Sunday, February 21, 2010

[Evening time, in the backyard, Kat sits on a lawn chair in the foreground, Wilson is heard behind his fence, tuning his collection of sub-Saharan ceremonial lutes.]

Kat: [Coming up to the fence.] Is that you, Wilson? [sonorous twanging from behind the fences comes to a halt.]

Wilson: Why, hi-dee-ho, neighbor Kat. I never expected to see you out here, what with the 90's being over and the sitcom "Home Improvement" surviving as little more than a dim cultural memory.

Kat: I know, I know. I don't think you guys are even on Nick at Nite yet.

Wilson: [Reassuringly] Mmhmm, mmhmm.

Kat: It's just...well, there's so much going on lately, and I don't know what to do.

Wilson: [Approaching the fence, leaving his nose and mouth comically obscured.] What seems to be the trouble, little neighborette? Problems at school? Don't know who to ask to that dance, or how to stand up to that bully?

Kat: No, nothing like that. It's just this thing with my hip. I'm having surgery on Thursday...and I'm a little...scared.

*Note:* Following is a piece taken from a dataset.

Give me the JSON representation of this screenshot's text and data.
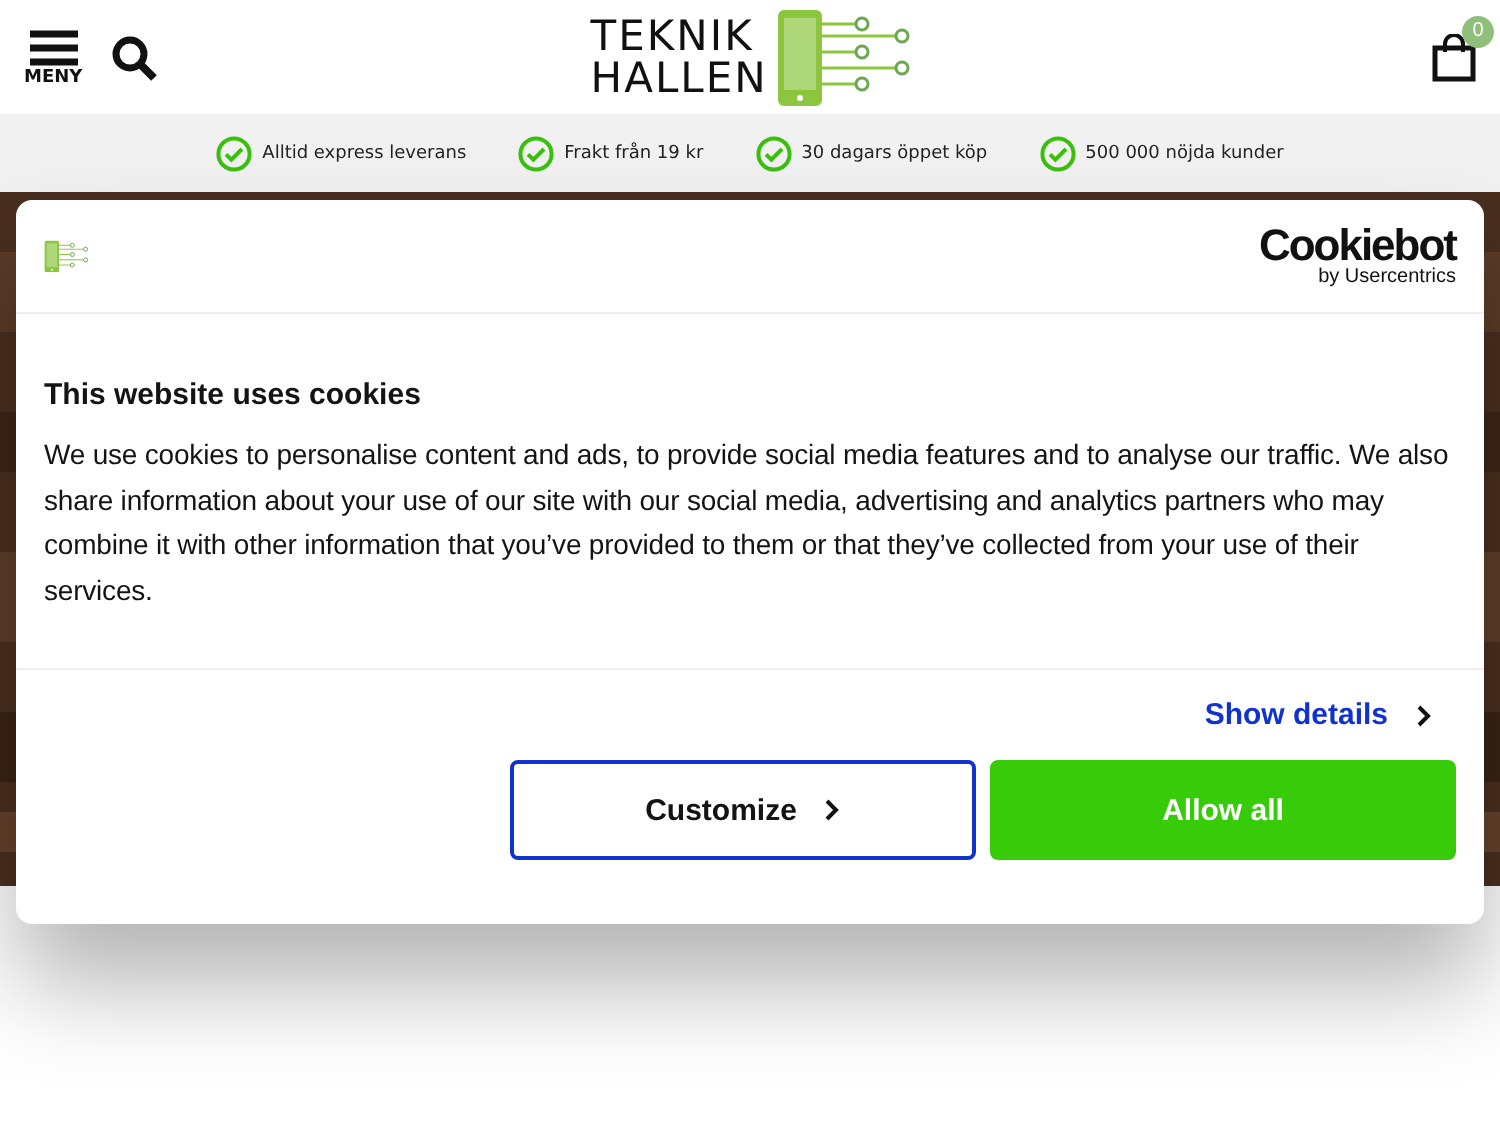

Wilson: Well, that's nothing to be ashamed of. Legend has it that the elders of the great Morobian tribe of Papua New Guinea would join hands around a fire the night before battle and howl at the sky to exhibit their manly and shameless fear of death. Their adversaries were known for attacking with the tusks of native island boars, introduced to the island by European tradesmen. Nobody likes the threat of evisceration by sharp, pointy objects neighbor Kat.

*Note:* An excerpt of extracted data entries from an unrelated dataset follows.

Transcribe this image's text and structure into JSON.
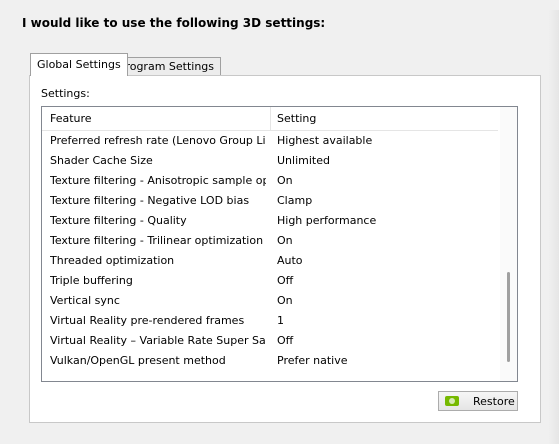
{
  "heading": "I would like to use the following 3D settings:",
  "tabs": [
    {
      "label": "Global Settings",
      "active": true
    },
    {
      "label": "Program Settings",
      "active": false
    }
  ],
  "settings_label": "Settings:",
  "columns": {
    "feature": "Feature",
    "setting": "Setting"
  },
  "rows": [
    {
      "feature": "Preferred refresh rate (Lenovo Group Limi...",
      "setting": "Highest available"
    },
    {
      "feature": "Shader Cache Size",
      "setting": "Unlimited"
    },
    {
      "feature": "Texture filtering - Anisotropic sample opti...",
      "setting": "On"
    },
    {
      "feature": "Texture filtering - Negative LOD bias",
      "setting": "Clamp"
    },
    {
      "feature": "Texture filtering - Quality",
      "setting": "High performance"
    },
    {
      "feature": "Texture filtering - Trilinear optimization",
      "setting": "On"
    },
    {
      "feature": "Threaded optimization",
      "setting": "Auto"
    },
    {
      "feature": "Triple buffering",
      "setting": "Off"
    },
    {
      "feature": "Vertical sync",
      "setting": "On"
    },
    {
      "feature": "Virtual Reality pre-rendered frames",
      "setting": "1"
    },
    {
      "feature": "Virtual Reality – Variable Rate Super Samp...",
      "setting": "Off"
    },
    {
      "feature": "Vulkan/OpenGL present method",
      "setting": "Prefer native"
    }
  ],
  "restore_button": {
    "label": "Restore",
    "icon": "nvidia-logo-icon"
  },
  "colors": {
    "nvidia_green": "#76b900"
  }
}
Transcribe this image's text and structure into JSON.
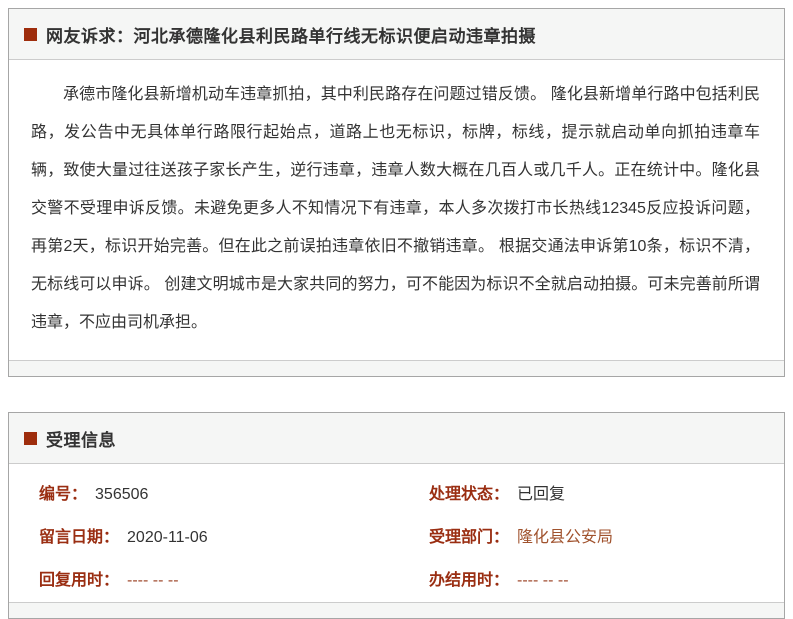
{
  "complaint": {
    "title": "网友诉求：河北承德隆化县利民路单行线无标识便启动违章拍摄",
    "body": "承德市隆化县新增机动车违章抓拍，其中利民路存在问题过错反馈。 隆化县新增单行路中包括利民路，发公告中无具体单行路限行起始点，道路上也无标识，标牌，标线，提示就启动单向抓拍违章车辆，致使大量过往送孩子家长产生，逆行违章，违章人数大概在几百人或几千人。正在统计中。隆化县交警不受理申诉反馈。未避免更多人不知情况下有违章，本人多次拨打市长热线12345反应投诉问题，再第2天，标识开始完善。但在此之前误拍违章依旧不撤销违章。 根据交通法申诉第10条，标识不清，无标线可以申诉。 创建文明城市是大家共同的努力，可不能因为标识不全就启动拍摄。可未完善前所谓违章，不应由司机承担。"
  },
  "acceptance": {
    "title": "受理信息",
    "fields": [
      {
        "label": "编号：",
        "value": "356506"
      },
      {
        "label": "处理状态：",
        "value": "已回复"
      },
      {
        "label": "留言日期：",
        "value": "2020-11-06"
      },
      {
        "label": "受理部门：",
        "value": "隆化县公安局"
      },
      {
        "label": "回复用时：",
        "value": "---- -- --"
      },
      {
        "label": "办结用时：",
        "value": "---- -- --"
      }
    ]
  },
  "colors": {
    "accent_bullet": "#9e2d0c",
    "label": "#9a2e12",
    "department_link": "#a0522d",
    "body_text": "#333333",
    "header_bg": "#f5f6f5",
    "box_border": "#a6a6a6"
  }
}
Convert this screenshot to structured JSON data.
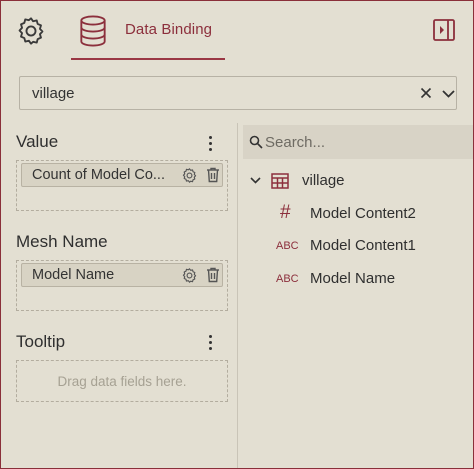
{
  "header": {
    "active_tab_label": "Data Binding",
    "icons": [
      "gear-icon",
      "database-icon",
      "panel-toggle-icon"
    ],
    "accent_color": "#8c2f3c"
  },
  "dataset_select": {
    "value": "village"
  },
  "sections": {
    "value": {
      "title": "Value",
      "chip_label": "Count of Model Co..."
    },
    "mesh_name": {
      "title": "Mesh Name",
      "chip_label": "Model Name"
    },
    "tooltip": {
      "title": "Tooltip",
      "placeholder": "Drag data fields here."
    }
  },
  "field_list": {
    "search_placeholder": "Search...",
    "table_name": "village",
    "fields": [
      {
        "type_label": "#",
        "name": "Model Content2"
      },
      {
        "type_label": "ABC",
        "name": "Model Content1"
      },
      {
        "type_label": "ABC",
        "name": "Model Name"
      }
    ]
  }
}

Kat: I'm not afraid of the surgery itself. I'm afraid that I won't ever feel complete again.

Wilson: Mmhmm...

Kat: Like, right now-- or with everything up until now- I've never really thought there was anything in the world that I would want to do, but be unable to do. I've never run a marathon, for instance, but I always thought that I could, if I ever had the time to train correctly and commit.

Wilson: A-ha...

Kat: Now, after I get this cartilage repaired, or if they have to just take it out, I might be limited. I might not even be able to jog again. Ever.

Wilson: Well, neighbor, as the old saying goes, "whenever fate closes a door, he opens a window."

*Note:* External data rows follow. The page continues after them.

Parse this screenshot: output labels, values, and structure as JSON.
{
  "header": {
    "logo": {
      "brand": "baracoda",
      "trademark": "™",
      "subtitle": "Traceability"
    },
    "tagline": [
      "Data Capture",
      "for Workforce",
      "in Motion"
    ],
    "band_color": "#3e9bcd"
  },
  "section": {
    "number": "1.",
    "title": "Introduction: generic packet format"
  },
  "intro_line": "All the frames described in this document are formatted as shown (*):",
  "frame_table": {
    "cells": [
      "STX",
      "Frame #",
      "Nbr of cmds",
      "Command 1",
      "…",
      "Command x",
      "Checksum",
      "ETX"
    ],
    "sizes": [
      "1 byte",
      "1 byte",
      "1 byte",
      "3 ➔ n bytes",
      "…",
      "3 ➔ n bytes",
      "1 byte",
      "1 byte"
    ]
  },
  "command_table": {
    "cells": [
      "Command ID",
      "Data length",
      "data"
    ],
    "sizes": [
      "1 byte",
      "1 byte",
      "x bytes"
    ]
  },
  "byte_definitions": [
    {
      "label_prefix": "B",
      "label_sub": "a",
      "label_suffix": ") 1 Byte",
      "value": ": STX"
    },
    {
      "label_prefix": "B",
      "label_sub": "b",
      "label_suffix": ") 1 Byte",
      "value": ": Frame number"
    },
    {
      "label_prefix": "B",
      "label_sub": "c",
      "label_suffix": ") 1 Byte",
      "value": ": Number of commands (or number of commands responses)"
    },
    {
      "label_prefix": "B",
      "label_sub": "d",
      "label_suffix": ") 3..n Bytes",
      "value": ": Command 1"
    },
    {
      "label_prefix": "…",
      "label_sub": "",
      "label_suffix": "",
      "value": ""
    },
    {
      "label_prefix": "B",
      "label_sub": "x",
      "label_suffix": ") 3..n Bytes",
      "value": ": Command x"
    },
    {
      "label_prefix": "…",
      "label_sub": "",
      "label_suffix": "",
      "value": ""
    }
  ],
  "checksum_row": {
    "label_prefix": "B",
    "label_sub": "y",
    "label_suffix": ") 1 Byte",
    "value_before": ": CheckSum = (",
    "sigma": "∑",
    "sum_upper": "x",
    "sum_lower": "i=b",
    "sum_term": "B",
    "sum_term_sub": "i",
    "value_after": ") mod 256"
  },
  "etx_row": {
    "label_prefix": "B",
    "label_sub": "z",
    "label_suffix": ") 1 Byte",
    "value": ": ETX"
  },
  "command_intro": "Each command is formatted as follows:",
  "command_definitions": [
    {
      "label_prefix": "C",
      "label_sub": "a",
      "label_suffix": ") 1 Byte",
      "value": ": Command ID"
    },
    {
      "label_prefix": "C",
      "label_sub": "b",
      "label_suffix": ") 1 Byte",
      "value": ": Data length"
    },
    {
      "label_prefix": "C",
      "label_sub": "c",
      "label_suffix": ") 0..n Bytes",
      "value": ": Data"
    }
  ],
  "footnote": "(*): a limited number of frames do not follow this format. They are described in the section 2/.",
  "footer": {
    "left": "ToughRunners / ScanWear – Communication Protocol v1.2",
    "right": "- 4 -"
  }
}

Kat: I know, I know...and I'm looking forward to trying other sports that are a lot nicer on the joints. Buts that's part of the problem-- I never even knew I was in the room behind that door to begin with. I always really liked running, but I was never very good at it. I mean, if you're going to peak too soon, the peak might as well be a high one. I'm sitting on a molehill here.

Wilson: Interesting cross-idiomization.

Kat: Thanks. But do you see what I'm saying? I feel like I hurt myself doing something that I loved, but that wasn't grand in any other respect-- it didn't help anyone else, and I was bad at it. But it was part of what defined me and the thought that I might never be able to do it again is heart-wrenching sometimes. I don't know. I'm afraid that, when I do start working out again, I could just hurt myself. I'm afraid that I'll always feel broken, or like I could break at any second. And I'm afraid that I'll never stop thinking and obsessing about this one injury all the time.

Wilson: Well, the famous philosopher Descartes...

Kat: Wilson, if you mention any of the Meditations, I will be forced to feed you your own fisherman's hat.

Wilson: You're right. Too aphoristic, even for me.

Kat: [ grunts in agreement]

Wilson: What about "think outside the box?"

Kat: [disappointedly] Really? You did this every week for like, 8 years, and that's your runner up?

Wilson: Would you like to hear the tale of Riki-tiki-tembo-no-sa-rembo...?

Kat: That poor kid who falls down a well in that children's book? Are you crazy?

Wilson: It was a stretch. I was going for the whole "you're falling down your own well of self-generated doubt..." angle.

Kat: Yeah, too far.

Wilson: What about just "slow and steady wins the race?" I think that might work.

Kat: [after a pause.] Wow. I think you're right.

Wilson: Mmhmm...

Kat: Maybe I really do just need to take things one day at a time.

Wilson: I think so, neighbor. I think so.

Kat: And, until then, it's still okay if I act like the Bathrobians of Hamster New Guinea? And grab my fear by the tusks until it's bored with Europeans?

Wilson: In a manner of speaking, neighbor Kat, yes. In a manner of speaking.

Kat: And for the next couple of months I'll just deal with things as they come. Because eventually I can still win my own race. Thanks, Wilson.

Wilson: Anytime, neighbor Kat. Anytime. Welp, I'm off to go practice my bird calls and to dust my collection of authentic aboriginal didgereedoos. Going to a craft fair with Urkel and the two Frasier brothers. Have a nice night, and I hope everything works out.

Kat: 'Night, Wilson.

[Kat looks at her hip, pats it lightly with her hand, and slowly walks toward the house.]

[Scene fades out, and credits roll.]





And thanks to the rest of you, too...for all of the phone calls and visits. In a lot of ways, these past few months really haven't been so bad.